Inhale. Shift. Exhale. Shift. Yoga has always been touted as a breathing exercise. Ashtanga yoga is the full embodiment of flowing between postures while inhaling and exhaling and maintaining asana postures for a specific number of breaths. This allows the practitioner to turn normally static postures into dynamic, moving forms that concentrate on breathing more than the perfect alignments of the human body, as is typical in Hatha yoga. It can also be referred to as ashtanga vinyasa yoga. Vinyasa is in reference to the actual flowing movement that connects the asanas.
Yoga variations have each been developed to target specific areas and to achieve certain goals. Yang yoga stretches and strengthens superficial and muscular tissues. Yin yoga aims at the connective tissues and are a great way to address the hips, pelvis and lower spine. Iyengar yoga makes use of props to fully perform each posture correctly while reducing the risk of injury. Sirvananda encompasses exercising, breathing and relaxation with meditation and proper diet. In short, there is a form of yoga for everyone at any stage or skill level.
So, how is ashtanga yoga different from other yoga forms? This style of yoga does not demand that each posture is perfect. Instead it concentrates on the movements between a specific set of asanas. This helps generate intense internal heat and leads to heavy sweating which promotes detoxification of the organs and muscle tissues with increased blood circulation.
The biggest difference is the postures themselves. Unlike other forms of yoga, this style uses predefined asanas. In addition to the predefined postures, these yoga exercises also use a specific style of breathing, known as Ujjayi. It emphasizes a relaxation of the diaphragm with a resonating sound in the student's throat. Each session also comprises of four distinct parts. They are the opening sequence, the main series, back-bending and the finishing sequence of inverted asanas. Practice always ends in corpse pose, or savasana. The main series has six separate sets of movements depending on the skill of the practitioner. The first one is basic, and it is regarded as the most important because it is the basis of the entire style. The second is for intermediate yoga students with the remaining geared toward advanced practice. The primary focus isn't the asanas. It is an internal focus on the breathing to the fullest extent and in measured amounts. It provides a mental focal point that is relaxing and calm.

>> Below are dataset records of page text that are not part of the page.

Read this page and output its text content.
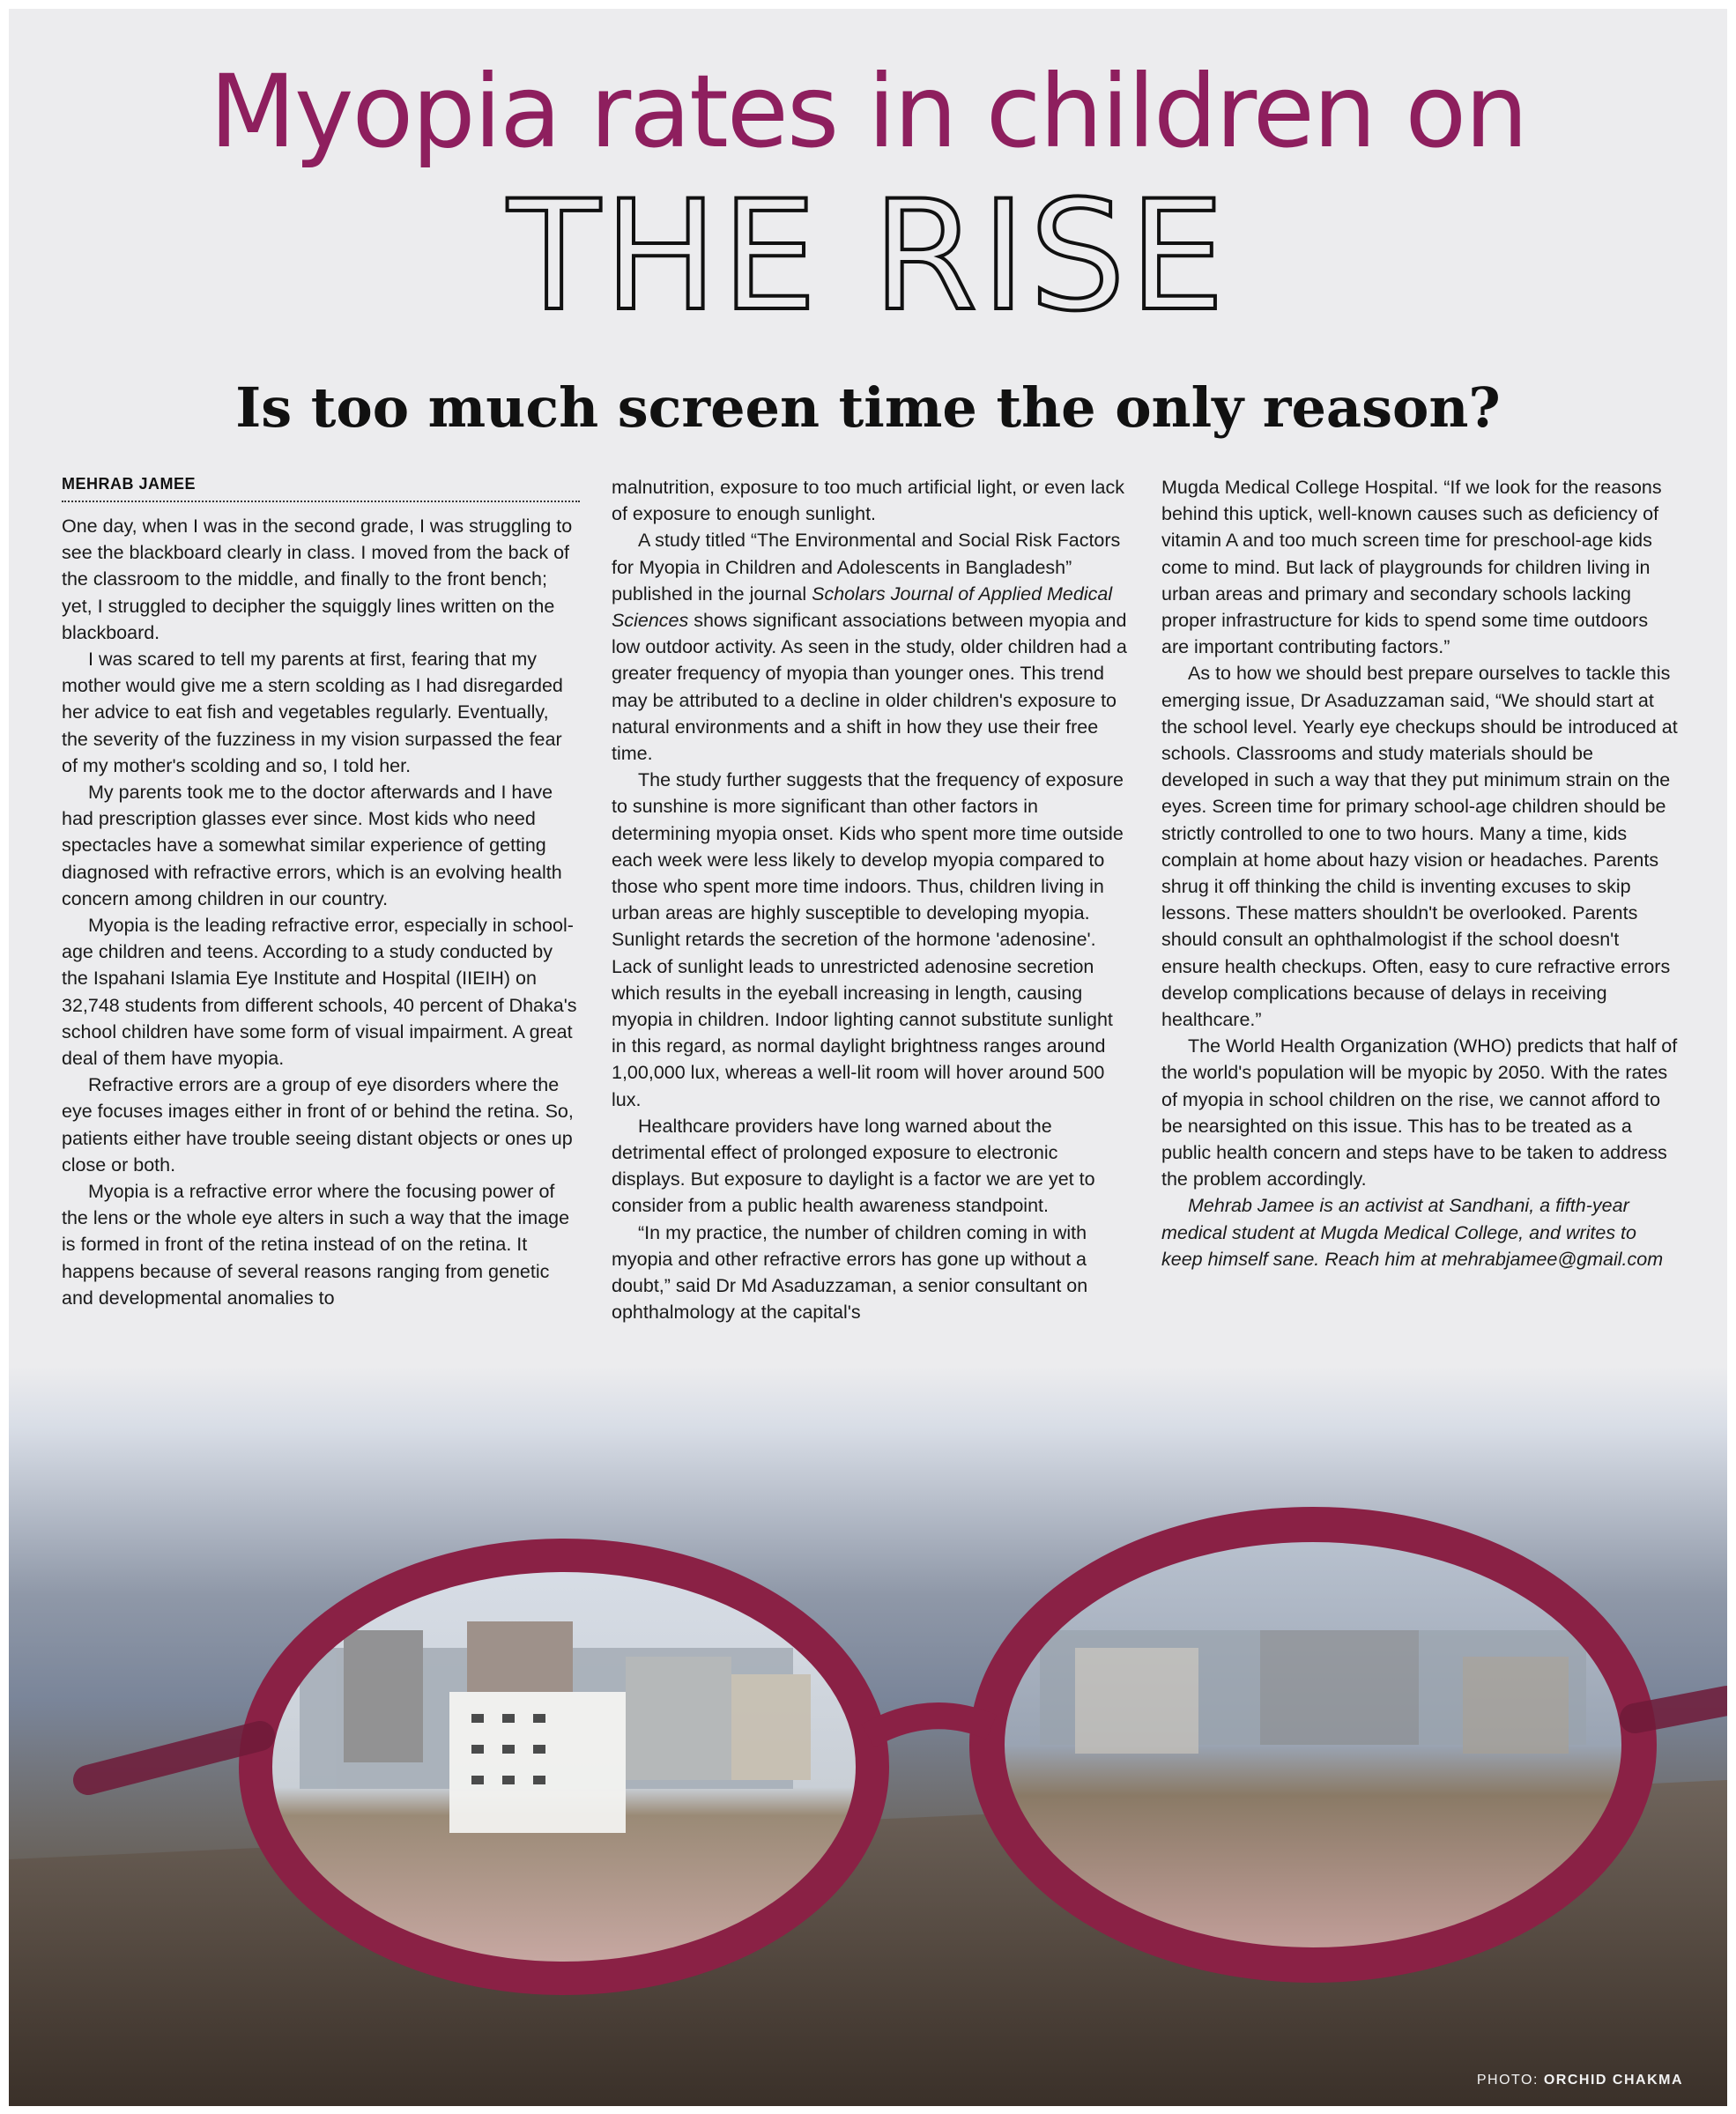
Myopia rates in children on
THE RISE
Is too much screen time the only reason?
MEHRAB JAMEE

One day, when I was in the second grade, I was struggling to see the blackboard clearly in class. I moved from the back of the classroom to the middle, and finally to the front bench; yet, I struggled to decipher the squiggly lines written on the blackboard.

I was scared to tell my parents at first, fearing that my mother would give me a stern scolding as I had disregarded her advice to eat fish and vegetables regularly. Eventually, the severity of the fuzziness in my vision surpassed the fear of my mother's scolding and so, I told her.

My parents took me to the doctor afterwards and I have had prescription glasses ever since. Most kids who need spectacles have a somewhat similar experience of getting diagnosed with refractive errors, which is an evolving health concern among children in our country.

Myopia is the leading refractive error, especially in school-age children and teens. According to a study conducted by the Ispahani Islamia Eye Institute and Hospital (IIEIH) on 32,748 students from different schools, 40 percent of Dhaka's school children have some form of visual impairment. A great deal of them have myopia.

Refractive errors are a group of eye disorders where the eye focuses images either in front of or behind the retina. So, patients either have trouble seeing distant objects or ones up close or both.

Myopia is a refractive error where the focusing power of the lens or the whole eye alters in such a way that the image is formed in front of the retina instead of on the retina. It happens because of several reasons ranging from genetic and developmental anomalies to

malnutrition, exposure to too much artificial light, or even lack of exposure to enough sunlight.

A study titled “The Environmental and Social Risk Factors for Myopia in Children and Adolescents in Bangladesh” published in the journal Scholars Journal of Applied Medical Sciences shows significant associations between myopia and low outdoor activity. As seen in the study, older children had a greater frequency of myopia than younger ones. This trend may be attributed to a decline in older children's exposure to natural environments and a shift in how they use their free time.

The study further suggests that the frequency of exposure to sunshine is more significant than other factors in determining myopia onset. Kids who spent more time outside each week were less likely to develop myopia compared to those who spent more time indoors. Thus, children living in urban areas are highly susceptible to developing myopia. Sunlight retards the secretion of the hormone 'adenosine'. Lack of sunlight leads to unrestricted adenosine secretion which results in the eyeball increasing in length, causing myopia in children. Indoor lighting cannot substitute sunlight in this regard, as normal daylight brightness ranges around 1,00,000 lux, whereas a well-lit room will hover around 500 lux.

Healthcare providers have long warned about the detrimental effect of prolonged exposure to electronic displays. But exposure to daylight is a factor we are yet to consider from a public health awareness standpoint.

“In my practice, the number of children coming in with myopia and other refractive errors has gone up without a doubt,” said Dr Md Asaduzzaman, a senior consultant on ophthalmology at the capital's

Mugda Medical College Hospital. “If we look for the reasons behind this uptick, well-known causes such as deficiency of vitamin A and too much screen time for preschool-age kids come to mind. But lack of playgrounds for children living in urban areas and primary and secondary schools lacking proper infrastructure for kids to spend some time outdoors are important contributing factors.”

As to how we should best prepare ourselves to tackle this emerging issue, Dr Asaduzzaman said, “We should start at the school level. Yearly eye checkups should be introduced at schools. Classrooms and study materials should be developed in such a way that they put minimum strain on the eyes. Screen time for primary school-age children should be strictly controlled to one to two hours. Many a time, kids complain at home about hazy vision or headaches. Parents shrug it off thinking the child is inventing excuses to skip lessons. These matters shouldn't be overlooked. Parents should consult an ophthalmologist if the school doesn't ensure health checkups. Often, easy to cure refractive errors develop complications because of delays in receiving healthcare.”

The World Health Organization (WHO) predicts that half of the world's population will be myopic by 2050. With the rates of myopia in school children on the rise, we cannot afford to be nearsighted on this issue. This has to be treated as a public health concern and steps have to be taken to address the problem accordingly.

Mehrab Jamee is an activist at Sandhani, a fifth-year medical student at Mugda Medical College, and writes to keep himself sane. Reach him at mehrabjamee@gmail.com

PHOTO: ORCHID CHAKMA
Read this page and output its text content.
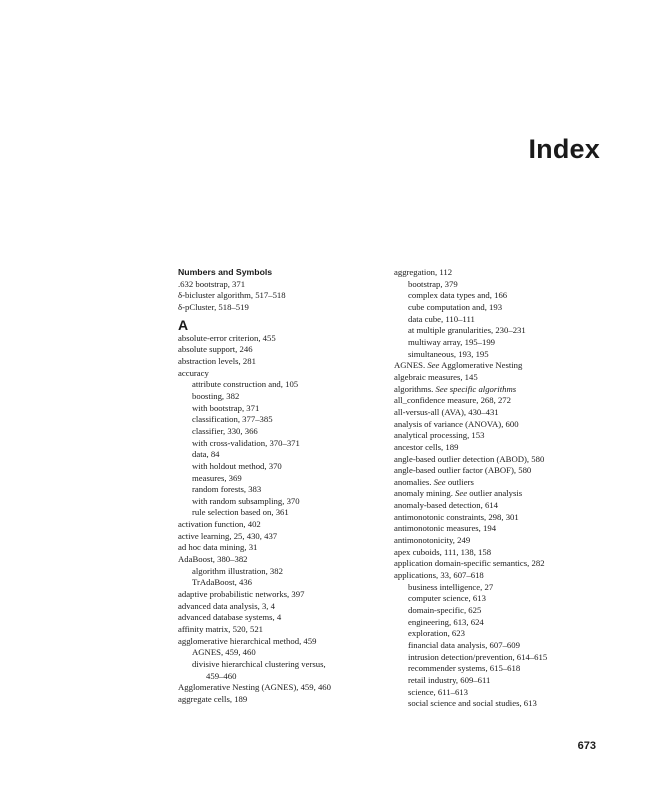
Index
Numbers and Symbols
.632 bootstrap, 371
δ-bicluster algorithm, 517–518
δ-pCluster, 518–519
A
absolute-error criterion, 455
absolute support, 246
abstraction levels, 281
accuracy
attribute construction and, 105
boosting, 382
with bootstrap, 371
classification, 377–385
classifier, 330, 366
with cross-validation, 370–371
data, 84
with holdout method, 370
measures, 369
random forests, 383
with random subsampling, 370
rule selection based on, 361
activation function, 402
active learning, 25, 430, 437
ad hoc data mining, 31
AdaBoost, 380–382
algorithm illustration, 382
TrAdaBoost, 436
adaptive probabilistic networks, 397
advanced data analysis, 3, 4
advanced database systems, 4
affinity matrix, 520, 521
agglomerative hierarchical method, 459
AGNES, 459, 460
divisive hierarchical clustering versus,
459–460
Agglomerative Nesting (AGNES), 459, 460
aggregate cells, 189
aggregation, 112
bootstrap, 379
complex data types and, 166
cube computation and, 193
data cube, 110–111
at multiple granularities, 230–231
multiway array, 195–199
simultaneous, 193, 195
AGNES. See Agglomerative Nesting
algebraic measures, 145
algorithms. See specific algorithms
all_confidence measure, 268, 272
all-versus-all (AVA), 430–431
analysis of variance (ANOVA), 600
analytical processing, 153
ancestor cells, 189
angle-based outlier detection (ABOD), 580
angle-based outlier factor (ABOF), 580
anomalies. See outliers
anomaly mining. See outlier analysis
anomaly-based detection, 614
antimonotonic constraints, 298, 301
antimonotonic measures, 194
antimonotonicity, 249
apex cuboids, 111, 138, 158
application domain-specific semantics, 282
applications, 33, 607–618
business intelligence, 27
computer science, 613
domain-specific, 625
engineering, 613, 624
exploration, 623
financial data analysis, 607–609
intrusion detection/prevention, 614–615
recommender systems, 615–618
retail industry, 609–611
science, 611–613
social science and social studies, 613
673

Ashtanga yoga is generally practiced daily and is taught in the Mysore style. This teaching style is supervised but done with self-motivated practice. Because this form of yoga is much more individualized for speed and concentration, these classes are some of the hardest to find. In fact, the majority of these types of sessions are only taught by those that the Ashtanga Yoga Research Institute has authorized.